Yes, it’s the law—for now. But most Americans oppose it. The Republicans are running on repealing it. The democrats are running away from it. Obamacare is on the rocks and may yet die a’borning.
Don’t take my word for it. None other than an editorial in the New England Journal of Medicine is sounding the alarm (it supports the law). From “The Midterm Elections: High Stakes for Health Policy:”
The stakes for health policy in the 2010 congressional elections are higher than they have ever been. The political parties are polarized. Policy divisions are deep. The challenges of implementing the Affordable Care Act (ACA) are enormous. The outcome of the 2010 congressional elections may well determine whether this landmark legislation succeeds or fails. Whatever the electoral outcome, the political battle over health care reform will continue into the 2012 presidential elections and probably beyond.
Yup. That’s what happens when a party arrogantly shoves an unpopular law down the throats of the other major party-and in this case, the American people. There is no sense of comity in the wake of defeat. There is no desire to shake hands and go have a beer. There is, instead, lingering anger and resentment. We aren’t serfs. We react. Indeed, we rebel politically.
The editorial lauds the law, but notes accurately that even if anti-Obamacare politicians win, they may not have the power to repeal it. However, they will have the power to substantially defund it:
A more serious possibility is that ACA opponents could deliver on another pledge: to cut off funding for implementation. Here is how such a process could work. Customarily, substantive legislation “authorizes” spending, but the funds to be spent must be separately “appropriated.” The ACA contains 64 specific authorizations to spend up to $105.6 billion and 51 general authorizations to spend “such sums as are necessary” over the period between 2010 and 2019. None of these Congress enacts specific appropriation bills. In addition, section 1005 of the ACA appropriated $1 billion to support the cost of implementation in the Department of Health and Human Services (DHHS). This sum is a small fraction of the $5 billion to $10 billion that the Congressional Budget Office estimates the federal government will require between 2010 and 2019 to implement the ACA.4 The ACA appropriated nothing for the Internal Revenue Service, which must collect the information needed to compute subsidies and pay them. The ACA also provides unlimited funding for grants to states to support the creation of health insurance exchanges (section 1311). But states will also incur substantially increased administrative costs to enroll millions of newly eligible Medicaid beneficiaries. Without large additional appropriations, implementation will be crippled.

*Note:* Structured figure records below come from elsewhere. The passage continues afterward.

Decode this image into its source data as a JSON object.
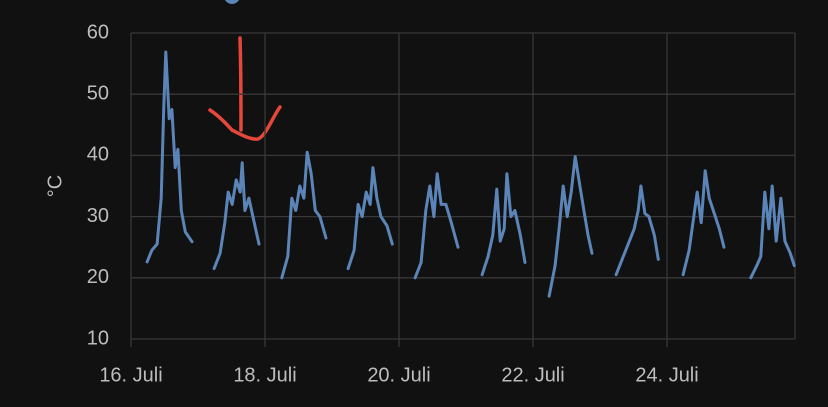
{
  "chart_data": {
    "type": "line",
    "y_label": "°C",
    "x": [
      16.24,
      16.31,
      16.39,
      16.45,
      16.49,
      16.52,
      16.57,
      16.61,
      16.66,
      16.7,
      16.75,
      16.81,
      16.91,
      17.1,
      17.24,
      17.33,
      17.4,
      17.45,
      17.51,
      17.57,
      17.63,
      17.66,
      17.7,
      17.76,
      17.82,
      17.91,
      18.1,
      18.25,
      18.34,
      18.4,
      18.46,
      18.52,
      18.58,
      18.63,
      18.69,
      18.75,
      18.82,
      18.91,
      19.1,
      19.24,
      19.33,
      19.39,
      19.45,
      19.51,
      19.57,
      19.61,
      19.67,
      19.73,
      19.82,
      19.9,
      20.1,
      20.24,
      20.33,
      20.4,
      20.46,
      20.52,
      20.57,
      20.63,
      20.7,
      20.78,
      20.88,
      21.1,
      21.24,
      21.33,
      21.4,
      21.46,
      21.51,
      21.57,
      21.61,
      21.67,
      21.73,
      21.81,
      21.88,
      22.1,
      22.24,
      22.33,
      22.39,
      22.45,
      22.51,
      22.57,
      22.63,
      22.7,
      22.76,
      22.82,
      22.88,
      23.1,
      23.24,
      23.33,
      23.42,
      23.51,
      23.57,
      23.61,
      23.67,
      23.73,
      23.81,
      23.87,
      24.1,
      24.24,
      24.33,
      24.4,
      24.45,
      24.51,
      24.57,
      24.63,
      24.69,
      24.78,
      24.85,
      25.1,
      25.25,
      25.34,
      25.4,
      25.46,
      25.52,
      25.57,
      25.63,
      25.7,
      25.76,
      25.84,
      25.9
    ],
    "values": [
      22.6,
      24.5,
      25.5,
      33,
      48,
      56.9,
      46,
      47.5,
      38,
      41,
      31,
      27.5,
      25.9,
      null,
      21.5,
      24,
      29,
      34,
      32,
      36,
      34,
      38.8,
      31,
      33,
      30,
      25.5,
      null,
      20,
      23.5,
      33,
      31,
      35,
      33,
      40.5,
      37,
      31,
      30,
      26.5,
      null,
      21.5,
      24.5,
      32,
      30,
      34,
      32,
      38,
      33,
      30,
      28.5,
      25.5,
      null,
      20,
      22.5,
      31,
      35,
      30,
      37,
      32,
      32,
      29,
      25,
      null,
      20.5,
      23.5,
      27,
      34.5,
      26,
      28,
      37,
      30,
      31,
      27,
      22.5,
      null,
      17,
      22,
      28,
      35,
      30,
      34,
      39.8,
      35,
      31,
      27,
      24,
      null,
      20.5,
      23,
      25.5,
      28,
      31,
      35,
      30.5,
      30,
      27,
      23,
      null,
      20.5,
      24.5,
      30,
      34,
      29,
      37.5,
      33,
      31,
      28,
      25,
      null,
      20,
      22,
      23.5,
      34,
      28,
      35,
      26,
      33,
      26,
      24,
      22
    ],
    "color": "#5b85b8",
    "xlim": [
      16,
      25.91
    ],
    "ylim": [
      10,
      60
    ],
    "xticks": [
      {
        "value": 16,
        "label": "16. Juli"
      },
      {
        "value": 18,
        "label": "18. Juli"
      },
      {
        "value": 20,
        "label": "20. Juli"
      },
      {
        "value": 22,
        "label": "22. Juli"
      },
      {
        "value": 24,
        "label": "24. Juli"
      }
    ],
    "yticks": [
      10,
      20,
      30,
      40,
      50,
      60
    ],
    "grid": true
  }
}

That paragraph tells you what is so wrong with the law. Look at the bureaucracy! Look at the centralization! Look at the complexity! And here’s what will happen if anti-Obamacare candidates prevail in November:
If ACA opponents gain a majority in either house of Congress, they could not only withhold needed appropriations but also bar the use of whatever funds are appropriated for ACA implementation, including the implementation of the provisions requiring individual people to buy insurance or businesses to offer it. They could bar the use of staff time for designing rules for implementation or for paying subsidies to support the purchase of insurance. They could even bar the DHHS from writing or issuing regulations or engaging in any other federal activity related to the creation of health insurance exchanges, even though the ACA provides funds for the DHHS to make grants to the states to set up those exchanges.
Bingo. At that point, President Obama would have to compromise—if he even understands the term—and permit substantial revisions of the law. If he doesn’t, Obamacare will die a’borning, and he will be a one term president.
The editorial takes a much darker view of the political impasse that could result-a law that survives, but limps:
Perhaps the more likely and in some ways more troubling possibility is that the effort to repeal the bill will not succeed, but the tactic of crippling implementation will. The nation would then be left with zombie legislation, a program that lives on but works badly... The strategy of consciously undermining a law that has been enacted by Congress and signed by the president might conceivably be politically fruitful in the short term, but as a style of government it is a recipe for a dysfunctional and failed republic.
Well, that’s a bit alarmist. But what are we supposed to do—just give in to our overseers? Obamacare was enacted in contravention of the will of the American people. The responsibility for any dysfunction flowing therefrom must fall on those who thought they knew better than the people whom they represent.
If Obamacare is repudiated in the coming election, the president should heed the will of the people and cooperate in making substantial changes that can earn the support of the majority of the electorate. That is how free countries are supposed to work.